From June 5 to June 11, MSNBC averaged a total of 1,374,000 primetime viewers, while Fox averaged 1,314,000, according to data released by Nielsen.

CNN ranked No. 3 in average primetime viewership last week, following far behind MSNBC and Fox with 728,000 viewers—as CNN continues to struggle against its rivals.

Fox News maintained the top spot in average viewers across the entire day last week, followed by MSNBC and CNN—a position that it has held throughout the entirety of the year so far.

The top show on cable TV was Wednesday’s edition of Fox News talk show The Five, with 2,765,000 viewers, followed by Monday’s The Five at 2,645,000.

However, the Thursday edition of MSNBC’s The Last Word With Lawrence O'Donnell ranked No. 3 last week at 2,608,000 average viewers, likely boosted by an appearance by the network’s Rachel Maddow soon after the indictment was reported, beating Fox News’ The Ingraham Angle in the same time slot by more than 300,000 viewers.

Several other MSNBC shows challenged Fox News’ dominance in the 24 hours after Trump’s indictment: Alex Wagner Tonight secured 2,530,000 viewers on Thursday at 9 p.m., beating the 2,304,000 earned by Hannity on Fox News at the same time.

Key Background​

The slip from Fox News comes after the network began to experience decreasing viewership numbers after severing ties with former primetime host Tucker Carlson.
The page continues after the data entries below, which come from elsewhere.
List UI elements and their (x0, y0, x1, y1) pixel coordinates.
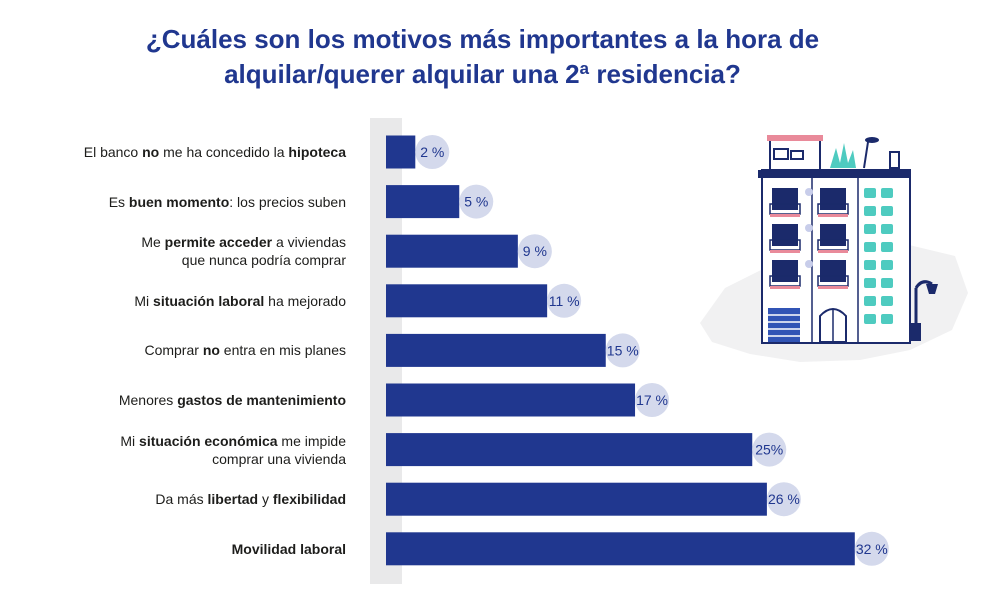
category-label: Mi situación económica me impide comprar … (40, 432, 346, 468)
value-bubble (854, 531, 889, 566)
category-label-part: Comprar (144, 342, 203, 359)
value-label: 17 % (636, 392, 668, 408)
bar (386, 234, 518, 268)
bar (386, 433, 753, 467)
category-label: Menores gastos de mantenimiento (40, 391, 346, 409)
category-label-bold-part: buen momento (128, 193, 230, 210)
category-label-bold-part: hipoteca (288, 144, 346, 160)
category-label-bold-part: no (142, 144, 160, 160)
value-bubble (605, 333, 640, 368)
bar (386, 333, 606, 367)
category-label: Me permite acceder a viviendas que nunca … (40, 233, 346, 269)
category-label-bold-part: gastos de mantenimiento (177, 392, 346, 408)
value-bubble (766, 482, 801, 517)
category-label-part: Menores (118, 392, 178, 408)
category-label: Movilidad laboral (40, 540, 346, 558)
category-label: Es buen momento: los precios suben (40, 193, 346, 211)
category-label-part: : los precios suben (229, 193, 346, 210)
category-label-part: Es (108, 193, 129, 210)
category-label-part: comprar una vivienda (212, 450, 346, 467)
category-label-part: ha mejorado (264, 292, 346, 309)
category-label: Comprar no entra en mis planes (40, 341, 346, 359)
category-label: Mi situación laboral ha mejorado (40, 292, 346, 310)
bar (386, 185, 460, 219)
chart-title-line-2: alquilar/querer alquilar una 2ª residenc… (224, 59, 741, 89)
category-label-bold-part: libertad (207, 491, 259, 508)
value-bubble (517, 234, 552, 269)
bar (386, 482, 767, 516)
category-label-bold-part: situación económica (139, 432, 278, 449)
chart-title-line-1: ¿Cuáles son los motivos más importantes … (145, 24, 820, 54)
category-labels: El banco no me ha concedido la hipoteca E… (40, 0, 346, 602)
category-label-bold-part: situación laboral (153, 292, 265, 309)
value-label: 32 % (856, 541, 888, 557)
value-label: 2 % (420, 144, 444, 160)
value-label: 15 % (607, 342, 639, 358)
value-bubble (547, 283, 582, 318)
category-label-part: me impide (277, 432, 346, 449)
value-bubble (752, 432, 787, 467)
category-label-part: que nunca podría comprar (181, 252, 346, 269)
category-label-part: Mi (134, 292, 154, 309)
value-label: 9 % (523, 243, 547, 259)
category-label: Da más libertad y flexibilidad (40, 490, 346, 508)
category-label-part: Mi (120, 432, 140, 449)
category-label-part: Da más (155, 491, 208, 508)
value-bubble (635, 383, 670, 417)
category-label-bold-part: permite acceder (164, 234, 273, 251)
bar (386, 532, 855, 566)
value-label: 26 % (768, 491, 800, 507)
value-label: 25% (755, 442, 783, 458)
value-label: 5 % (464, 194, 488, 210)
category-label-part: a viviendas (272, 234, 346, 251)
category-label-bold-part: flexibilidad (272, 491, 346, 508)
category-label-part: y (258, 491, 273, 508)
category-label-part: El banco (83, 144, 143, 160)
value-bubble (415, 135, 450, 169)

Carlson has since moved on to an independent pre-recorded show that has so far uploaded three episodes to Twitter. Carlson—previously one of cable television’s top-rated hosts—departed from Fox News in April for reasons not explicitly made clear by the cable network. However, Carlson’s exit occurred after publicly documented tension between him and his former network, including a string of controversial text discovered through a defamation suit against Fox by Dominion Voting Systems, which reportedly showed Carlson calling a Fox executive the c-word and musing about how “white men fight.” The suit cost Fox News $787.5 million to settle.